Saturday, April 4, 2015

Network monitoring is not for amateurs

So, another blogger recently posted that network monitoring was easy. All you needed to do was deploy off the shelf network monitoring tools X, Y, and Z, and your network would be monitored and you would be able to sleep well at night knowing that your network was working well.

At which point I have to stop and say... what... the.... bleep?

I've been doing this a *long* time. In this or prior jobs (where I was a staff engineer at a firewall company in particular) I've deployed Nagios, MRTG, Zenoss, OpenNMS, Big Brother, and a variety of proprietary network monitoring tools such as PRTG and combined firewall/IDS tools such as Checkpoint, as well as specialty tools such as smartd, arpwatch and snort. And what I have to say is that monitoring networks is *hard*. Pretty much any of the big network monitoring tools (other than Nagios, whose configuration is utterly non-automated) will take you 80% of the way to effective monitoring of your network with a few mouse-clicks. But to go to that extra 20% needed to make sure that you're immediately notified if anything your client relies on is not providing services, you end up having to install plugins, write sensors, and combine multiple tools together. It's a lengthy task that can require days of research to solve just 1% of that last 20%.

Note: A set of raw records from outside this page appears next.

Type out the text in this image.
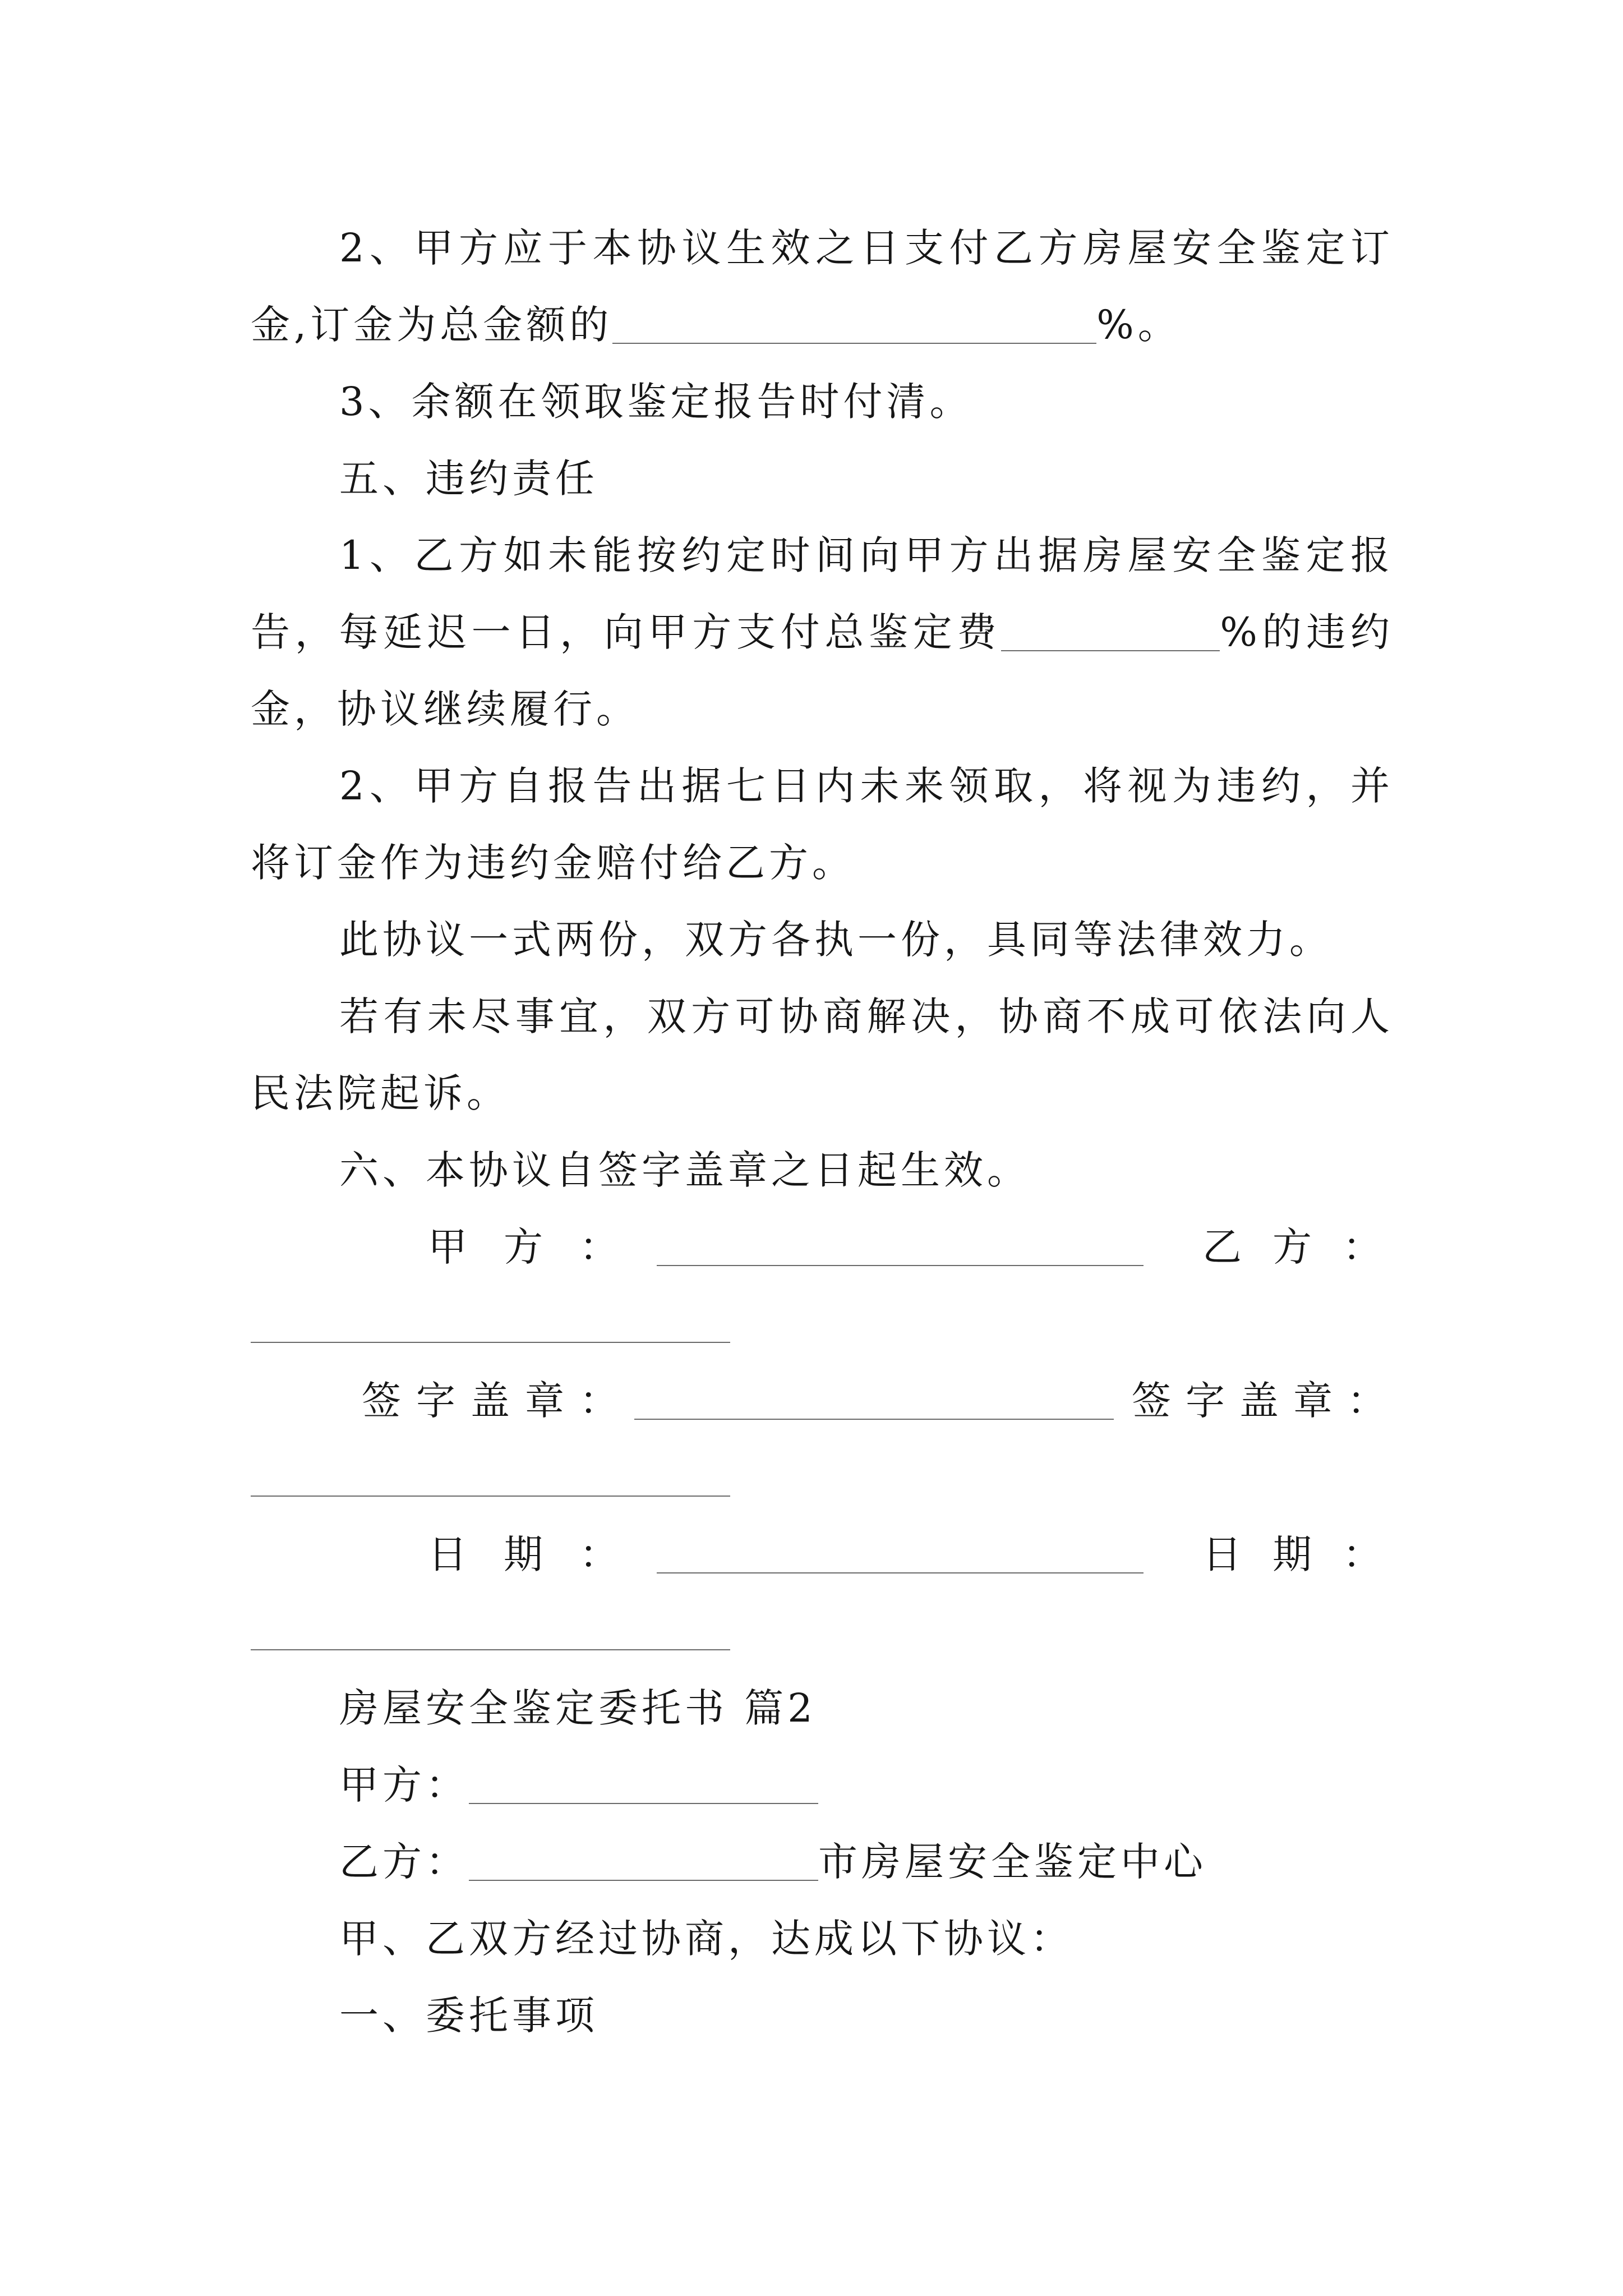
2、甲方应于本协议生效之日支付乙方房屋安全鉴定订
金,订金为总金额的	%。
3、余额在领取鉴定报告时付清。
五、违约责任
1、乙方如未能按约定时间向甲方出据房屋安全鉴定报
告，每延迟一日，向甲方支付总鉴定费	%的违约
金，协议继续履行。
2、甲方自报告出据七日内未来领取，将视为违约，并
将订金作为违约金赔付给乙方。
此协议一式两份，双方各执一份，具同等法律效力。
若有未尽事宜，双方可协商解决，协商不成可依法向人
民法院起诉。
六、本协议自签字盖章之日起生效。
甲方：	乙方：
签字盖章：	签字盖章：
日期：	日期：
房屋安全鉴定委托书 篇2
甲方：
乙方：	市房屋安全鉴定中心
甲、乙双方经过协商，达成以下协议：
一、委托事项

Here's an example. I was having issues where one of my iSCSI servers was dropping off the network for thirty seconds or so. I'd learn about it because my users would start howling that their Linux virtual machines were no longer functioning properly. I investigated, and found that when Linux cannot write to a volume for a certain amount of time, it then marks the volume read-only. Which, if the volume is the root volume on a Linux virtual machine, means things go to bleep in a handbasket.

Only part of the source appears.